Design principles for neural intimacy (before it arrives)
If BCIs will transform emotional labor and sex work, we should define the rules now:
- Neural data sovereignty. Users — especially creators — must own, port, and delete their neural streams. Clinical researchers emphasize the privacy stakes; neurorights proposals show one legal path, but platforms need enforceable, audited commitments.
- Contextual integrity. No cross-use of neural data beyond the negotiated scene. Decoding pipelines should run locally or within creator-controlled enclaves; cloud models must be sandboxed with provable deletion and no secondary training rights. Wired’s history of sex-tech privacy failures is instructional.
- Physiological consent. Beyond “yes/no,” we’ll need dynamic consent that pauses or throttles transmission when a creator’s signals cross certain stress thresholds — automated safewords at the neural layer.
- Creator cooperatives. To avoid platform capture, creators could pool capital to fund open BCI stacks: non-invasive wearables, transparent decoders, fair-use licenses. Reports on commercialization caution that business models — not algorithms — will determine who benefits.
- Assistive first, erotic second. Keep clinical use-cases primary and let consumer intimacy learn from their safety culture. The Nature and Science News breakthroughs matter because they root neural tech in care, not pure content.
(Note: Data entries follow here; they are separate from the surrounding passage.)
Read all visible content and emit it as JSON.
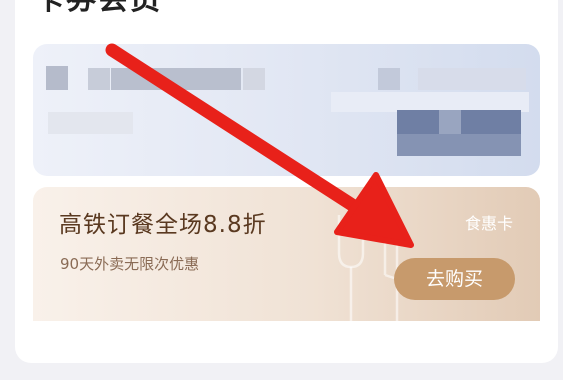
{
  "section": {
    "title": "卡券会员"
  },
  "promo_card": {
    "title": "高铁订餐全场8.8折",
    "subtitle": "90天外卖无限次优惠",
    "tag": "食惠卡",
    "buy_label": "去购买",
    "decoration_icon": "fork-knife-icon"
  },
  "annotation": {
    "icon": "red-arrow-icon",
    "color": "#e8211a"
  },
  "colors": {
    "button_accent": "#c79a6c",
    "title_brown": "#5a3920"
  }
}
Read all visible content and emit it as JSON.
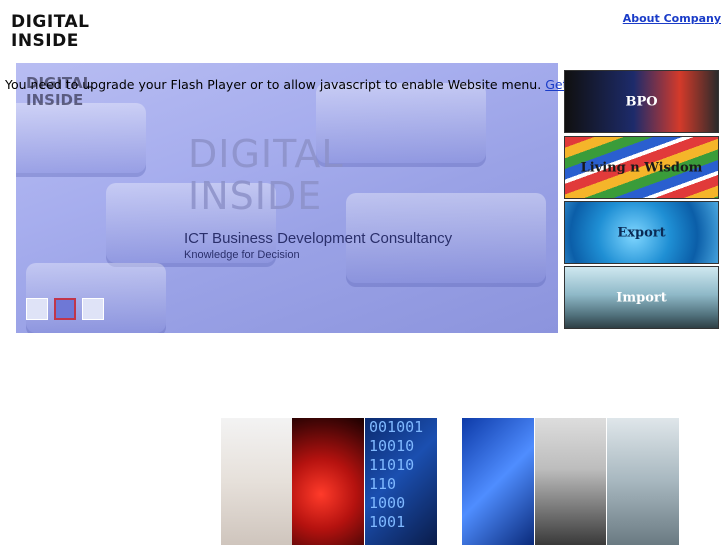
{
  "logo": {
    "line1": "DIGITAL",
    "line2": "INSIDE"
  },
  "header": {
    "about_label": "About Company"
  },
  "hero": {
    "logo_line1": "DIGITAL",
    "logo_line2": "INSIDE",
    "tagline": "ICT Business Development Consultancy",
    "subtagline": "Knowledge for Decision"
  },
  "flash_notice": {
    "message": "You need to upgrade your Flash Player or to allow javascript to enable Website menu.",
    "link_label": "Get Flash Player"
  },
  "side_menu": [
    {
      "label": "BPO"
    },
    {
      "label": "Living n Wisdom"
    },
    {
      "label": "Export"
    },
    {
      "label": "Import"
    }
  ],
  "binary_text": "001001\n10010\n11010\n110\n1000\n1001"
}
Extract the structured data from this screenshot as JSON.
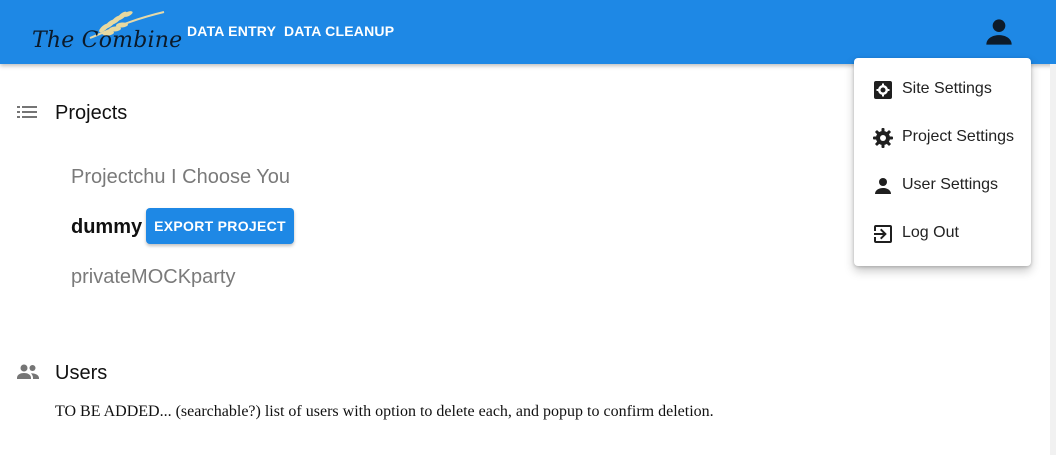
{
  "appbar": {
    "logo_text": "The Combine",
    "nav": [
      {
        "label": "DATA ENTRY"
      },
      {
        "label": "DATA CLEANUP"
      }
    ],
    "accent_color": "#1e88e5"
  },
  "projects_section": {
    "title": "Projects",
    "icon": "list-icon",
    "items": [
      {
        "name": "Projectchu I Choose You",
        "active": false
      },
      {
        "name": "dummy",
        "active": true
      },
      {
        "name": "privateMOCKparty",
        "active": false
      }
    ],
    "export_label": "EXPORT PROJECT"
  },
  "users_section": {
    "title": "Users",
    "icon": "group-icon",
    "note": "TO BE ADDED... (searchable?) list of users with option to delete each, and popup to confirm deletion."
  },
  "user_menu": {
    "items": [
      {
        "label": "Site Settings",
        "icon": "site-settings-icon"
      },
      {
        "label": "Project Settings",
        "icon": "gear-icon"
      },
      {
        "label": "User Settings",
        "icon": "person-icon"
      },
      {
        "label": "Log Out",
        "icon": "logout-icon"
      }
    ]
  }
}
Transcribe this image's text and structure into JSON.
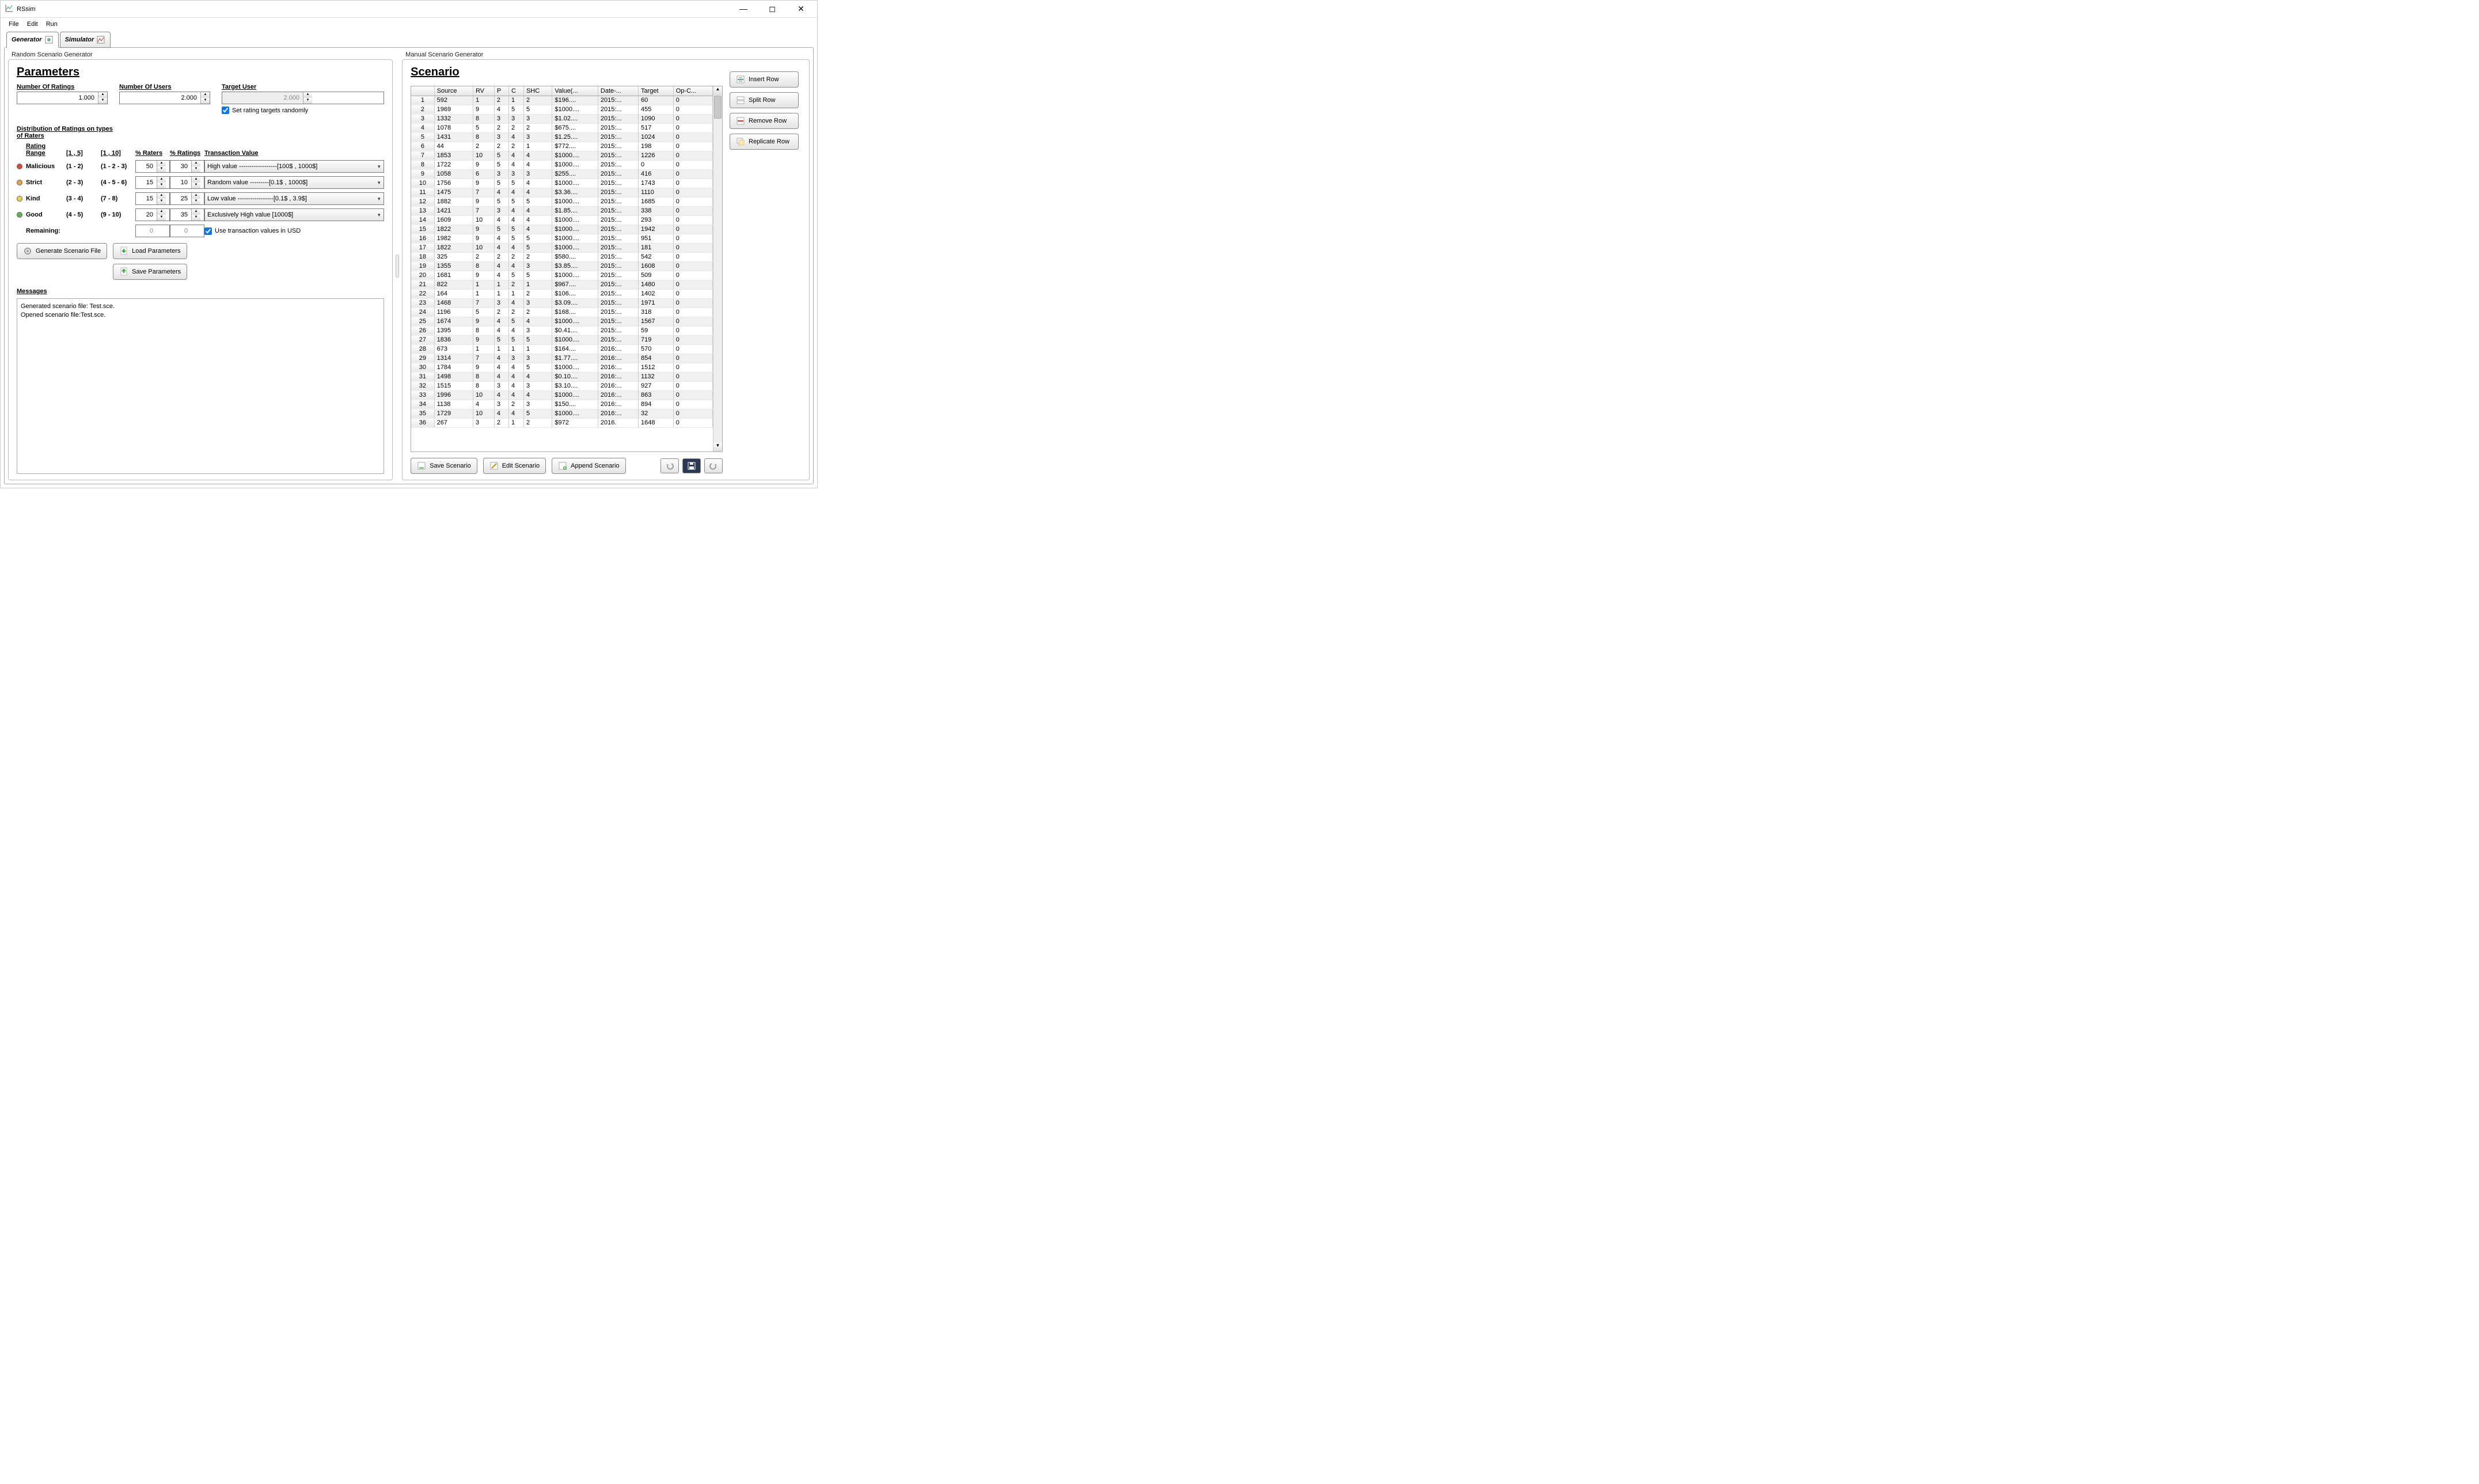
{
  "app_title": "RSsim",
  "menu": {
    "file": "File",
    "edit": "Edit",
    "run": "Run"
  },
  "tabs": {
    "generator": "Generator",
    "simulator": "Simulator"
  },
  "left": {
    "group_label": "Random Scenario Generator",
    "heading": "Parameters",
    "num_ratings_label": "Number Of Ratings",
    "num_ratings": "1.000",
    "num_users_label": "Number Of Users",
    "num_users": "2.000",
    "target_user_label": "Target User",
    "target_user": "2.000",
    "set_random_label": "Set rating targets randomly",
    "dist_label1": "Distribution of Ratings on types",
    "dist_label2": "of Raters",
    "head_range": "Rating Range",
    "head_r1": "[1 , 5]",
    "head_r2": "[1 , 10]",
    "head_praters": "% Raters",
    "head_pratings": "% Ratings",
    "head_txn": "Transaction Value",
    "rows": [
      {
        "color": "#d94a3a",
        "name": "Malicious",
        "r1": "(1 - 2)",
        "r2": "(1 - 2 - 3)",
        "pr": "50",
        "pg": "30",
        "sel": "High value ------------------[100$ , 1000$]"
      },
      {
        "color": "#e8a23a",
        "name": "Strict",
        "r1": "(2 - 3)",
        "r2": "(4 - 5 - 6)",
        "pr": "15",
        "pg": "10",
        "sel": "Random value ---------[0.1$ , 1000$]"
      },
      {
        "color": "#e8d24a",
        "name": "Kind",
        "r1": "(3 - 4)",
        "r2": "(7 - 8)",
        "pr": "15",
        "pg": "25",
        "sel": "Low value -----------------[0.1$ , 3.9$]"
      },
      {
        "color": "#5ab648",
        "name": "Good",
        "r1": "(4 - 5)",
        "r2": "(9 - 10)",
        "pr": "20",
        "pg": "35",
        "sel": "Exclusively High value [1000$]"
      }
    ],
    "remaining_label": "Remaining:",
    "rem1": "0",
    "rem2": "0",
    "use_usd": "Use transaction values in USD",
    "btn_gen": "Generate Scenario File",
    "btn_load": "Load Parameters",
    "btn_save": "Save Parameters",
    "msg_label": "Messages",
    "msg1": "Generated scenario file: Test.sce.",
    "msg2": "Opened scenario file:Test.sce."
  },
  "right": {
    "group_label": "Manual Scenario Generator",
    "heading": "Scenario",
    "cols": [
      "",
      "Source",
      "RV",
      "P",
      "C",
      "SHC",
      "Value(...",
      "Date-...",
      "Target",
      "Op-C..."
    ],
    "rows": [
      [
        "1",
        "592",
        "1",
        "2",
        "1",
        "2",
        "$196....",
        "2015:...",
        "60",
        "0"
      ],
      [
        "2",
        "1969",
        "9",
        "4",
        "5",
        "5",
        "$1000....",
        "2015:...",
        "455",
        "0"
      ],
      [
        "3",
        "1332",
        "8",
        "3",
        "3",
        "3",
        "$1.02....",
        "2015:...",
        "1090",
        "0"
      ],
      [
        "4",
        "1078",
        "5",
        "2",
        "2",
        "2",
        "$675....",
        "2015:...",
        "517",
        "0"
      ],
      [
        "5",
        "1431",
        "8",
        "3",
        "4",
        "3",
        "$1.25....",
        "2015:...",
        "1024",
        "0"
      ],
      [
        "6",
        "44",
        "2",
        "2",
        "2",
        "1",
        "$772....",
        "2015:...",
        "198",
        "0"
      ],
      [
        "7",
        "1853",
        "10",
        "5",
        "4",
        "4",
        "$1000....",
        "2015:...",
        "1226",
        "0"
      ],
      [
        "8",
        "1722",
        "9",
        "5",
        "4",
        "4",
        "$1000....",
        "2015:...",
        "0",
        "0"
      ],
      [
        "9",
        "1058",
        "6",
        "3",
        "3",
        "3",
        "$255....",
        "2015:...",
        "416",
        "0"
      ],
      [
        "10",
        "1756",
        "9",
        "5",
        "5",
        "4",
        "$1000....",
        "2015:...",
        "1743",
        "0"
      ],
      [
        "11",
        "1475",
        "7",
        "4",
        "4",
        "4",
        "$3.36....",
        "2015:...",
        "1110",
        "0"
      ],
      [
        "12",
        "1882",
        "9",
        "5",
        "5",
        "5",
        "$1000....",
        "2015:...",
        "1685",
        "0"
      ],
      [
        "13",
        "1421",
        "7",
        "3",
        "4",
        "4",
        "$1.85....",
        "2015:...",
        "338",
        "0"
      ],
      [
        "14",
        "1609",
        "10",
        "4",
        "4",
        "4",
        "$1000....",
        "2015:...",
        "293",
        "0"
      ],
      [
        "15",
        "1822",
        "9",
        "5",
        "5",
        "4",
        "$1000....",
        "2015:...",
        "1942",
        "0"
      ],
      [
        "16",
        "1982",
        "9",
        "4",
        "5",
        "5",
        "$1000....",
        "2015:...",
        "951",
        "0"
      ],
      [
        "17",
        "1822",
        "10",
        "4",
        "4",
        "5",
        "$1000....",
        "2015:...",
        "181",
        "0"
      ],
      [
        "18",
        "325",
        "2",
        "2",
        "2",
        "2",
        "$580....",
        "2015:...",
        "542",
        "0"
      ],
      [
        "19",
        "1355",
        "8",
        "4",
        "4",
        "3",
        "$3.85....",
        "2015:...",
        "1608",
        "0"
      ],
      [
        "20",
        "1681",
        "9",
        "4",
        "5",
        "5",
        "$1000....",
        "2015:...",
        "509",
        "0"
      ],
      [
        "21",
        "822",
        "1",
        "1",
        "2",
        "1",
        "$967....",
        "2015:...",
        "1480",
        "0"
      ],
      [
        "22",
        "164",
        "1",
        "1",
        "1",
        "2",
        "$106....",
        "2015:...",
        "1402",
        "0"
      ],
      [
        "23",
        "1468",
        "7",
        "3",
        "4",
        "3",
        "$3.09....",
        "2015:...",
        "1971",
        "0"
      ],
      [
        "24",
        "1196",
        "5",
        "2",
        "2",
        "2",
        "$168....",
        "2015:...",
        "318",
        "0"
      ],
      [
        "25",
        "1674",
        "9",
        "4",
        "5",
        "4",
        "$1000....",
        "2015:...",
        "1567",
        "0"
      ],
      [
        "26",
        "1395",
        "8",
        "4",
        "4",
        "3",
        "$0.41....",
        "2015:...",
        "59",
        "0"
      ],
      [
        "27",
        "1836",
        "9",
        "5",
        "5",
        "5",
        "$1000....",
        "2015:...",
        "719",
        "0"
      ],
      [
        "28",
        "673",
        "1",
        "1",
        "1",
        "1",
        "$164....",
        "2016:...",
        "570",
        "0"
      ],
      [
        "29",
        "1314",
        "7",
        "4",
        "3",
        "3",
        "$1.77....",
        "2016:...",
        "854",
        "0"
      ],
      [
        "30",
        "1784",
        "9",
        "4",
        "4",
        "5",
        "$1000....",
        "2016:...",
        "1512",
        "0"
      ],
      [
        "31",
        "1498",
        "8",
        "4",
        "4",
        "4",
        "$0.10....",
        "2016:...",
        "1132",
        "0"
      ],
      [
        "32",
        "1515",
        "8",
        "3",
        "4",
        "3",
        "$3.10....",
        "2016:...",
        "927",
        "0"
      ],
      [
        "33",
        "1996",
        "10",
        "4",
        "4",
        "4",
        "$1000....",
        "2016:...",
        "863",
        "0"
      ],
      [
        "34",
        "1138",
        "4",
        "3",
        "2",
        "3",
        "$150....",
        "2016:...",
        "894",
        "0"
      ],
      [
        "35",
        "1729",
        "10",
        "4",
        "4",
        "5",
        "$1000....",
        "2016:...",
        "32",
        "0"
      ],
      [
        "36",
        "267",
        "3",
        "2",
        "1",
        "2",
        "$972",
        "2016.",
        "1648",
        "0"
      ]
    ],
    "btn_insert": "Insert Row",
    "btn_split": "Split Row",
    "btn_remove": "Remove Row",
    "btn_replicate": "Replicate Row",
    "btn_savescn": "Save Scenario",
    "btn_editscn": "Edit Scenario",
    "btn_appendscn": "Append Scenario"
  }
}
The ethical bet we’re about to place
Neural intimacy platforms will not arrive all at once. They’ll creep in at the edges: an EMG wristband that maps micro-gestures to “touch”; an EEG headband that “shares” calm; a BCI clinic that opens APIs for third-party experiences. But the direction of travel is clear. In “Biotechnology-Engineered Pleasure,” we argued that programmable feelings will become a consumer interface. In “The Neural Pleasure Trade,” we warned that once affect becomes portable, markets will ask for it.
The question is whether we design those markets around dignity and control — or around extraction. The history of OnlyFans shows both the promise of creator control and the precariousness of platform governance. The history of sex tech shows both the ingenuity of users and the risks of surveillance and harm. The history of neurotech shows both life-restoring breakthroughs and a tendency to overclaim.
When the first neural intimacy platform debuts — and it will — we’ll be tempted to judge it by revenue and virality. We should judge it by whether it keeps its creators whole.